Altstadtzwist: Abschied von der „Schindel“

30.8.2011, 16:00 Uhr

"Wie ein zweites Zuhause": Stammgäste sagen, dass die Schindelgasse 13 anders als andere Kneipen war. © Gerd Axmann

Das Fachwerkhaus in der Schindelgasse 13 hat schon viele verschiedene Zeiten mitgemacht. Als sich Klaus Mau (46) und Dietmar Elster (45) 2008 entschieden, das denkmalgeschützte Haus zu kaufen, sah man ihm an, dass die Jahre zuvor nicht rosig gewesen sein konnten: „Das Haus war komplett heruntergekommen“, erinnert sich Mau.

Er und Elster kannten die Geschichten über das Publikum, das „die Schindel“ zuletzt aufgesucht hatte. „Jugendliche Schlägertypen“, sagt Mau, der eine ganz andere Kneipe wollte: Freundschaftlich, familiär und friedlich sollte es zugehen.

Mau und Elster brachten das alte Haus einen Sommer lang auf Vordermann, sie fanden Mieter für die Wohnungen in den oberen Stockwerken und freuten sich über die ersten Gäste. Mau hatte mit der Quelle-Pleite gerade seine Arbeit verloren, doch das schien nur noch halb so schlimm zu sein.

Drei Jahre später haben Mau und Elster noch einmal alle Stammgäste eingeladen.

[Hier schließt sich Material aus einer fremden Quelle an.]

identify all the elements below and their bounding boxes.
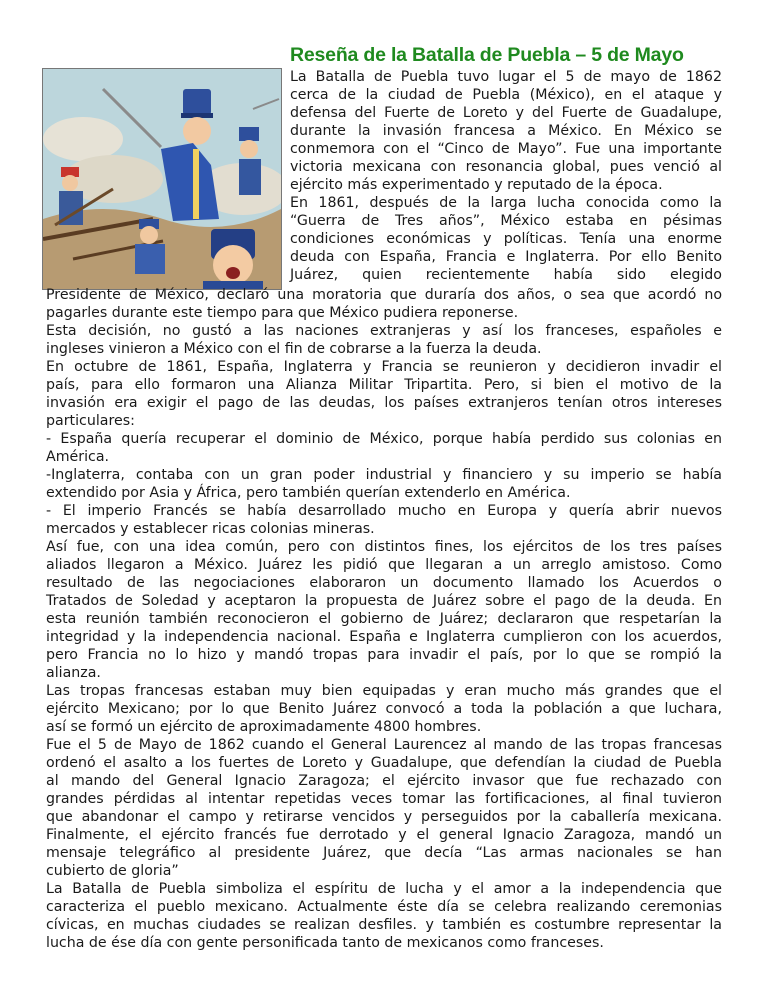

Am Samstag wurde das letzte Bier gezapft, seit Sonntagabend bleibt „die Schindel“ zu. Ein halbes Jahr lang wollen Mau und Elster die Kneipe ruhen lassen. Und dann? „Vielleicht bauen wir die Wirtschaft zu einer Wohnung um“, sagt Mau. Er scheint ein wenig ungläubig, dass der Traum zu Ende sein soll.

Die Gründe sind vielfältig. Die Vorgeschichte der Kneipe spielt eine Rolle: Wegen des Ärgers, den es in der schmalen Gasse vor Jahren so oft gab, galten für den Biergarten eingeschränkte Freischankzeiten. Immer wieder baten die neuen Inhaber das Ordnungsamt, die Sonderregelung aufzuheben: „Wir haben mit der Konkurrenz nicht mithalten können, im Sommer laufen uns die Gäste davon.“ Längere Ausschankzeiten aber, dafür stehen freilich gerade jetzt die Karten schlecht, wo die Stadt um einen Kompromiss zwischen Anwohnern und Wirten bemüht ist.

Leise Musik, geschlossene Fenster

Die Musik in der Kneipe musste leise sein, sagt Mau, die Fenster ab 22 Uhr geschlossen. Und dennoch gab es zuletzt einzelne Nachbarn, die sich gestört fühlten. Im Ordnungsamt gelten die beiden Betreiber indes als „zuverlässig“, auf Nachfrage der FN sagt Leiter Hans-Peter Kürzdörfer: „Ich würde es nicht gut finden, wenn die aufhören, die haben den Laden ordentlich geführt, das war nicht immer so.“ Aber er verstehe auch die Anwohner: „Die Schindelgasse ist recht schmal, wenn da nachts ein paar Raucher stehen, kriegt das jeder mit.“

Das Ruhebedürfnis der Anwohner — natürlich ist es am letzten Abend Thema unter den Stammgästen der Schindelgasse, die ihr liebgewonnenes Lokal verlieren. „Seit die beiden es übernommen haben, hat es sich doch gut entwickelt“, sagt Harald Kircher und erzählt, dass er schon vor 30 Jahren zum Dart-Spielen hierher kam. Er habe Verständnis für die Anwohner, doch hatte er den Eindruck, dass das Zusammenleben bis vor einiger Zeit in der Schindelgasse wieder ganz gut klappte. „Es mutet seltsam an, wenn die Kritik dann von Leuten kommt, die erst vor kurzem hergezogen sind“, sagt Klaus Tiefel, der mit am Tisch sitzt. Das Flair der Altstadt gehe so verloren.

Auslöser für die Entscheidung, die Kneipe zuzumachen, war ein Brief, der Mau vor kurzem ins Haus flatterte. Wie von einigen anderen Gastwirten fordert die Stadtentwässerung auch von ihm einen neuen Fettabscheider, der das Fett besser trennt und den Kanal schont. In einem denkmalgeschützten Haus aber ist der Einbau sehr schwierig, andere Städte drücken da schon mal ein Auge zu. Bis zu 15.000 Euro kann so ein Gerät kosten — ein Betrag, den Mau und Elster nicht mehr stemmen „wollen und können“. Das Haus habe viel Geld geschluckt, „das müssen wir jetzt erst verdienen.“ Mit anderen Jobs. Zu steinig scheint der Weg geworden zu sein.